Interminable ! Les chansons se suivent et ressemblent à d'autres, d'autres chanteuses : Nicki Minaj, Rihanna dans ses pires années (de ses débuts à sa fin), Selena Gomez (façon "Wizards of Waverly Place"), Jessie J. (qui se fait pépom son "Price Tag" sur une batterie de Riri Anna avec son "Umbrella"),

Au volant de son "4x4" revisitant avec supplice et autotune le genre country en mode fête foraine, elle parvient à nous faire aimer les voitures peu polluantes, hybrides ou électriques, voire même à nous décourager des automobiles.

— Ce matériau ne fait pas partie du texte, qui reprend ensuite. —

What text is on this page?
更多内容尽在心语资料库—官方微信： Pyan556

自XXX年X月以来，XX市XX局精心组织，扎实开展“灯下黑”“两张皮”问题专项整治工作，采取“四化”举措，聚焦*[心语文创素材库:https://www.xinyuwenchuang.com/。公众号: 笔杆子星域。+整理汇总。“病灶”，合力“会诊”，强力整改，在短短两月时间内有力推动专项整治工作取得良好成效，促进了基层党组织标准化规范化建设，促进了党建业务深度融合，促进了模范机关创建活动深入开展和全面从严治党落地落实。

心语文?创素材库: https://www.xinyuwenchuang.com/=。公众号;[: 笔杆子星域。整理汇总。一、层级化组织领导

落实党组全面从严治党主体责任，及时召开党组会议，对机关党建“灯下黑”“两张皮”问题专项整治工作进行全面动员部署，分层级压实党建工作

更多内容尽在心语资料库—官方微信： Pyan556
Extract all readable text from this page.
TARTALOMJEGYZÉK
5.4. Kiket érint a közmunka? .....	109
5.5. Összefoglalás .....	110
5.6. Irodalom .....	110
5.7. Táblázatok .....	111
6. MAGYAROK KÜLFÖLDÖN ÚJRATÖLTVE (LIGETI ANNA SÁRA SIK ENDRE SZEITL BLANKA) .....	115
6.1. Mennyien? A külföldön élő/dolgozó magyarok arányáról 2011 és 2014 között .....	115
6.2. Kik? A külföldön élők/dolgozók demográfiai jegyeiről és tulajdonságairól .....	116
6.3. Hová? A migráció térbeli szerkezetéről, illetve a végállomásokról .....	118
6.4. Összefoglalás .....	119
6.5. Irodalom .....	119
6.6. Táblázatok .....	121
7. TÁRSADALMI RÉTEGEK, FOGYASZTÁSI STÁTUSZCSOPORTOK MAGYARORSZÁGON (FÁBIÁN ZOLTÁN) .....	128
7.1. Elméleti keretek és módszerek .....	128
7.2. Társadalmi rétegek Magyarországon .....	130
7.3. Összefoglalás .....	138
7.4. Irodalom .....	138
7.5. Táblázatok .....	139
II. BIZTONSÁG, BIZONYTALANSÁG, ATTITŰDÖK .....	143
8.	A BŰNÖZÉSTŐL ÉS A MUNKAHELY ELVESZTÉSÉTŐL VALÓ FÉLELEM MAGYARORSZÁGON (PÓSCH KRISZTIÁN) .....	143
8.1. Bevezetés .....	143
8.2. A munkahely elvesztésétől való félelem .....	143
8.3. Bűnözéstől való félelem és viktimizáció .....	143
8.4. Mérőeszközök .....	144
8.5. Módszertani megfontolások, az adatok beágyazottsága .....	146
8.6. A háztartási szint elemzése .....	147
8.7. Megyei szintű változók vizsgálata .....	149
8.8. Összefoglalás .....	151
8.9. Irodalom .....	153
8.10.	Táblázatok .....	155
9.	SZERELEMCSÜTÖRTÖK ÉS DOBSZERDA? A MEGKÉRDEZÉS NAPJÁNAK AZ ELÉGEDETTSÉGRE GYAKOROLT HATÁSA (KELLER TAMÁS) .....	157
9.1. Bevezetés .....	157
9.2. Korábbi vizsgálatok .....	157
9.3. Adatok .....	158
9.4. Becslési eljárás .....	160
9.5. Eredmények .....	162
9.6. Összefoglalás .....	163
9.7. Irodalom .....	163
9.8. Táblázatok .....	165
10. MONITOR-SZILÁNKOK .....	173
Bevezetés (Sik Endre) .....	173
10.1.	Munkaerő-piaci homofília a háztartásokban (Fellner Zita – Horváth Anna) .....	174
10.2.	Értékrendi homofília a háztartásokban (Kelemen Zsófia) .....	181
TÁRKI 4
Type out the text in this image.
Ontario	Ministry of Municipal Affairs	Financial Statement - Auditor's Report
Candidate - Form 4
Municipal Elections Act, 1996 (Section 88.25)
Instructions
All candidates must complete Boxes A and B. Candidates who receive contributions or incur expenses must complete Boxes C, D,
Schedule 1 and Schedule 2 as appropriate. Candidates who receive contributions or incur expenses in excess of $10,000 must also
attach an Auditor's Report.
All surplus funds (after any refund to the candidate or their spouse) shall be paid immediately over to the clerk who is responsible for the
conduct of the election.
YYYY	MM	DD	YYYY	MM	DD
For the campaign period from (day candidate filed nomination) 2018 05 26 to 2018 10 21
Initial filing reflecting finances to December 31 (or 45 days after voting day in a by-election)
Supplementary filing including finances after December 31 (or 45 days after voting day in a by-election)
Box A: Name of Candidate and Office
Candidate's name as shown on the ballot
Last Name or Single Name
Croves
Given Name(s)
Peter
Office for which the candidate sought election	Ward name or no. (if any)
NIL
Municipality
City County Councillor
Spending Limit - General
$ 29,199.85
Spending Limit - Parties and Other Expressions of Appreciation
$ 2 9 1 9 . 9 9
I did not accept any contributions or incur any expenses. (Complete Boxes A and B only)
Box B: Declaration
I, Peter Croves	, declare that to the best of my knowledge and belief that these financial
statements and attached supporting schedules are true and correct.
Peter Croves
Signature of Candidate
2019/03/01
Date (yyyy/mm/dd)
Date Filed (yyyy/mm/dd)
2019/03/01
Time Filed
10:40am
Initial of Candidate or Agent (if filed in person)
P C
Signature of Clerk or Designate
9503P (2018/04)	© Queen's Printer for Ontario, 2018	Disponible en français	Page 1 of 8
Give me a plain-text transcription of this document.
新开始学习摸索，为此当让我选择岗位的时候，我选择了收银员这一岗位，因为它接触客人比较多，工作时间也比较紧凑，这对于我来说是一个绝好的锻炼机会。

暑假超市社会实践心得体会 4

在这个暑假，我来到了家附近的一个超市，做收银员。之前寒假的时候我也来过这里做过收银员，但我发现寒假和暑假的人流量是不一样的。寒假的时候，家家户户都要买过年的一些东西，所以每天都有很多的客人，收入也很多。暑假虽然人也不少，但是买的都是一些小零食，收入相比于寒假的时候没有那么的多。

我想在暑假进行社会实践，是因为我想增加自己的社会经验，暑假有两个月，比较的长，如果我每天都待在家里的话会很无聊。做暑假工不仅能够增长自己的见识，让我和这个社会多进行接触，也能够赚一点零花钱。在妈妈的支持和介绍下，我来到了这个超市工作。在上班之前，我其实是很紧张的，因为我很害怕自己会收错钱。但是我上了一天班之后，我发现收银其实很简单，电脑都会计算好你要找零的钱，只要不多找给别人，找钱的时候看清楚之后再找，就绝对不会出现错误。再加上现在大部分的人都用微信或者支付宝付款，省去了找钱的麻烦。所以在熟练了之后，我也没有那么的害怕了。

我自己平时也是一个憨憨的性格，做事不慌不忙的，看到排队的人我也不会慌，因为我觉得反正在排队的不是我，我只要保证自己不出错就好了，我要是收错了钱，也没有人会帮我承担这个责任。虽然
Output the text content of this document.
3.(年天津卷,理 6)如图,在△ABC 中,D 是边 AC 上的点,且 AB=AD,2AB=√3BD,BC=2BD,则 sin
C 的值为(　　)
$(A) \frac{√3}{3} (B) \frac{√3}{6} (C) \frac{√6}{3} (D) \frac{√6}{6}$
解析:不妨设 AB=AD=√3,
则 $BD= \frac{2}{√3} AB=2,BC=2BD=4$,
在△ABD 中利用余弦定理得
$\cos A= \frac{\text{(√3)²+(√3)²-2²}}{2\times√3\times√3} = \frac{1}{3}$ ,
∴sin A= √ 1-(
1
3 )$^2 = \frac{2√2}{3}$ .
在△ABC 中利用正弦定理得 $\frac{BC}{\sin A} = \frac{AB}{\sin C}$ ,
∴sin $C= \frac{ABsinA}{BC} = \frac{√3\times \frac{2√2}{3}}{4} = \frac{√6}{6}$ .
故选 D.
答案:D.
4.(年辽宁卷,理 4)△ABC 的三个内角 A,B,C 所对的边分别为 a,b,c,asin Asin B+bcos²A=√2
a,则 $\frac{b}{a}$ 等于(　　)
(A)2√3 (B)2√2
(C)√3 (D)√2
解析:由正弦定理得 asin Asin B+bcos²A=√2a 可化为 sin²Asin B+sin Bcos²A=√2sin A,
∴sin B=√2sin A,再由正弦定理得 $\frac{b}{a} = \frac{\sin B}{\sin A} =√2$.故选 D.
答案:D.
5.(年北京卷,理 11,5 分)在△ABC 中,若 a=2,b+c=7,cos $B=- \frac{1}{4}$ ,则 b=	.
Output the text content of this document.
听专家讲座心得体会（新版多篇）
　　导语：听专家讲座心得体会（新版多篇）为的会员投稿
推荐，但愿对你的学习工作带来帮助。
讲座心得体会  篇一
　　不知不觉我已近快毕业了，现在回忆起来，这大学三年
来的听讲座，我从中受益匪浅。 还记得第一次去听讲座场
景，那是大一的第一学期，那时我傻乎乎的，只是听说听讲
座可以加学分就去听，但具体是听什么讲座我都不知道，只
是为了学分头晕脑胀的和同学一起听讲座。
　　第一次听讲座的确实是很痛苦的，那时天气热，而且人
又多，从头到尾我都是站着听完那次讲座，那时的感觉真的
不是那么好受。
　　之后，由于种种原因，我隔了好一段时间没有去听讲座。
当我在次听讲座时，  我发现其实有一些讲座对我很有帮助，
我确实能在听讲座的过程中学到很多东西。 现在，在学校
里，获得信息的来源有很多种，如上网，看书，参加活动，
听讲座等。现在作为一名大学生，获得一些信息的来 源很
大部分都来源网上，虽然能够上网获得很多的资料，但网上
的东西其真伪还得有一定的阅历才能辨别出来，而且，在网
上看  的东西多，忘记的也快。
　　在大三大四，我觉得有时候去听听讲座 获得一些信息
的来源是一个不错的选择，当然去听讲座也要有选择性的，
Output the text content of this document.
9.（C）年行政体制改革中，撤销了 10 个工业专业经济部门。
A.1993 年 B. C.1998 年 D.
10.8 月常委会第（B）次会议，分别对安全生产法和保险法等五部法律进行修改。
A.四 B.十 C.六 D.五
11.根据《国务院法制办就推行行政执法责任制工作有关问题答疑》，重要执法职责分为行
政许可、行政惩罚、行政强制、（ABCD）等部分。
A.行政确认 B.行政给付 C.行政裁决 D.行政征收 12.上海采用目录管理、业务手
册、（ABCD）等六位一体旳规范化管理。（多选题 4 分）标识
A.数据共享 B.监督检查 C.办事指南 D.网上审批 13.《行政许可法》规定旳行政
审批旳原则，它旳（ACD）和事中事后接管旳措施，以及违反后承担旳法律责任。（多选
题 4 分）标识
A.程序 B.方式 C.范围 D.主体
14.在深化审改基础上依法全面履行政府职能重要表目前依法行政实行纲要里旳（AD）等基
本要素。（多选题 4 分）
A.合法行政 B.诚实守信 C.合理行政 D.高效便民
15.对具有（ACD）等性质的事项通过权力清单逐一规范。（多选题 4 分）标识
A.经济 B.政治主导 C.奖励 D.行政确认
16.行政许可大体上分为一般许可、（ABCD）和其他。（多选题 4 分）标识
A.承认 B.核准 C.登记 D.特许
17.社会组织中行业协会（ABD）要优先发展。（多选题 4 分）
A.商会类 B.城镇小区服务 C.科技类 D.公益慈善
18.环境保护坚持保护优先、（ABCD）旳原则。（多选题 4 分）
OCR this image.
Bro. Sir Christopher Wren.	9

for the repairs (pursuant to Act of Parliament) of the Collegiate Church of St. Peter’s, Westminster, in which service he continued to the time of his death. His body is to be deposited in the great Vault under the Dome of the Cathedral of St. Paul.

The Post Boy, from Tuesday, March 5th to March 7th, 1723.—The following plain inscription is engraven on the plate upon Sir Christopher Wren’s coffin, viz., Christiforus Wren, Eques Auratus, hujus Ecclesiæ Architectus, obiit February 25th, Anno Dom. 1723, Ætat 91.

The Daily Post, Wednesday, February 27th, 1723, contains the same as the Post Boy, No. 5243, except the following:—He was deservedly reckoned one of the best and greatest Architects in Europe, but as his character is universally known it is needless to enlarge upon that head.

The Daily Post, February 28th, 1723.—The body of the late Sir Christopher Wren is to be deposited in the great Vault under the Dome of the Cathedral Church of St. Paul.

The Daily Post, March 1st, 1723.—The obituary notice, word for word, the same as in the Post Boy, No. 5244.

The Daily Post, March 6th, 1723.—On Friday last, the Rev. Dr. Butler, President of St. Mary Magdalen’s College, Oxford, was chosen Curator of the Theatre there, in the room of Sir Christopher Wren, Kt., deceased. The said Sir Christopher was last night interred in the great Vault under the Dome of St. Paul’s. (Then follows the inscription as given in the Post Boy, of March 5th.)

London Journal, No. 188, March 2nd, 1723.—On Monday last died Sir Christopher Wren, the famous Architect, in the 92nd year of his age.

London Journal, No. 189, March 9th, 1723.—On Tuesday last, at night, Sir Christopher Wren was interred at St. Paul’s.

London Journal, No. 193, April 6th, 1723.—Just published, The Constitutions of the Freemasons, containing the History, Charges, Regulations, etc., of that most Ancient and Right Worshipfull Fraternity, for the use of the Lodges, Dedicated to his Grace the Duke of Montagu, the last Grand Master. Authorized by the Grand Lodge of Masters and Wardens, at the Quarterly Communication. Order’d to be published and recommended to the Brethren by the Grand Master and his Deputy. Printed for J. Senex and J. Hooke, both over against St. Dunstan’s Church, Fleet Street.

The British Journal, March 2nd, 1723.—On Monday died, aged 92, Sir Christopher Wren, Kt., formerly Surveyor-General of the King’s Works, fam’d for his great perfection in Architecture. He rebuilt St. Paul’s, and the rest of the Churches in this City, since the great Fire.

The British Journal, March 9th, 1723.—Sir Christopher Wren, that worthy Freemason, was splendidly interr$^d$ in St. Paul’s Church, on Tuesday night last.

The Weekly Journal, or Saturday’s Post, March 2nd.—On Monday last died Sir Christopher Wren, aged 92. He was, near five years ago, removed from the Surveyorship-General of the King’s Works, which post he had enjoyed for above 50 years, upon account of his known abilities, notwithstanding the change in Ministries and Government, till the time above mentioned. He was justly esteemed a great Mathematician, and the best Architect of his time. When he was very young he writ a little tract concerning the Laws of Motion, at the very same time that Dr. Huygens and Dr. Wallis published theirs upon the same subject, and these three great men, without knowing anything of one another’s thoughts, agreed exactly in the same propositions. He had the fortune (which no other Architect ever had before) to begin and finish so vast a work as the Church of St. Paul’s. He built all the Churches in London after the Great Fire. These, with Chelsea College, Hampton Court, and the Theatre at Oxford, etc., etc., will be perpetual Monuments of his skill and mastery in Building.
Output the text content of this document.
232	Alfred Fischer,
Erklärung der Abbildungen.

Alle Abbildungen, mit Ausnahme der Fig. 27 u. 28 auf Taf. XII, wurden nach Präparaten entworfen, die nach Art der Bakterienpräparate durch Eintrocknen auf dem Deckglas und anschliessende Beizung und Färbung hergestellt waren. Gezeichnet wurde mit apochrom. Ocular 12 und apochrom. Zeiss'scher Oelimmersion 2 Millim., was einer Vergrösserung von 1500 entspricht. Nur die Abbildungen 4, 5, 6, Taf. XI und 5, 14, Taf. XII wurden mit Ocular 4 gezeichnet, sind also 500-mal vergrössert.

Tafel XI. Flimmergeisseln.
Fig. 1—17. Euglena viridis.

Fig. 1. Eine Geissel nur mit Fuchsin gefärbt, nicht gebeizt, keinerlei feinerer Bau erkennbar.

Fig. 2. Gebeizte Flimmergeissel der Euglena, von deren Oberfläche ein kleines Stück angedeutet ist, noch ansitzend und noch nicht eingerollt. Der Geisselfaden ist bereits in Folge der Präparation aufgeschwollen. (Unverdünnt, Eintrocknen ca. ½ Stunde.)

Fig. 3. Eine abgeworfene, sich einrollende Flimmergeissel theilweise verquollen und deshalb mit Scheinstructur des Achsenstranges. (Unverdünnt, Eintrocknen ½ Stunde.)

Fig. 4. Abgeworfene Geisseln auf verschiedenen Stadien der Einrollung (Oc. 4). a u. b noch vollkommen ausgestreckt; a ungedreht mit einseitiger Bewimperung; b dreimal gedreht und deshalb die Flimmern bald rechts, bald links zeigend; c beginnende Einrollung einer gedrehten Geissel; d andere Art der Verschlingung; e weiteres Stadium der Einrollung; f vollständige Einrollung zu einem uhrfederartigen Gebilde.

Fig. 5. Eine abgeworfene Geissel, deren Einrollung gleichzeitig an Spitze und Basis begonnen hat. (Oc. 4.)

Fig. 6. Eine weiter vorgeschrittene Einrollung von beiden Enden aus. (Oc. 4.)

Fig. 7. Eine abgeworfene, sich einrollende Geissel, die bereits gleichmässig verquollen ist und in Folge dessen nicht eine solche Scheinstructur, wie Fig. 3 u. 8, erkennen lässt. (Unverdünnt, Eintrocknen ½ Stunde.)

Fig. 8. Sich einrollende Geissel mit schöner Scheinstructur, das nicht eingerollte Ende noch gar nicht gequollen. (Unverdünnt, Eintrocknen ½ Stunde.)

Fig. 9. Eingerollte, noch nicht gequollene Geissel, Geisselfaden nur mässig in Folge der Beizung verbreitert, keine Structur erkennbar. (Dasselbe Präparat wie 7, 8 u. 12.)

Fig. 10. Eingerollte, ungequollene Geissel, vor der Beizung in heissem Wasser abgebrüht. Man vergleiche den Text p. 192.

Dorénavant la mode, c'est le vélo. Aussi, nous avons droit à un massacre du splendide "Stand by me" (écrite par Ben E. King, et reprise des centaines de fois, avec plus ou moins de talent). Une demi-minute suffit à faire baigner nos dents du fond. En somme, le disque est l'équivalent d'une chaudrée pour les allergiques aux fruits de mer. Seuls deux ou trois morceaux sortent du lot : "Fu", en duo avec French Montana où l'ex Hannah Montana met à bonne contribution ses cordes vocales ; et "Wrecking Ball"* ; et "#getitright" peut-être. Pas franchement sauvé du naufrage, l'album est une lavasse qui sera mangée principalement par ses fans les plus fidèles.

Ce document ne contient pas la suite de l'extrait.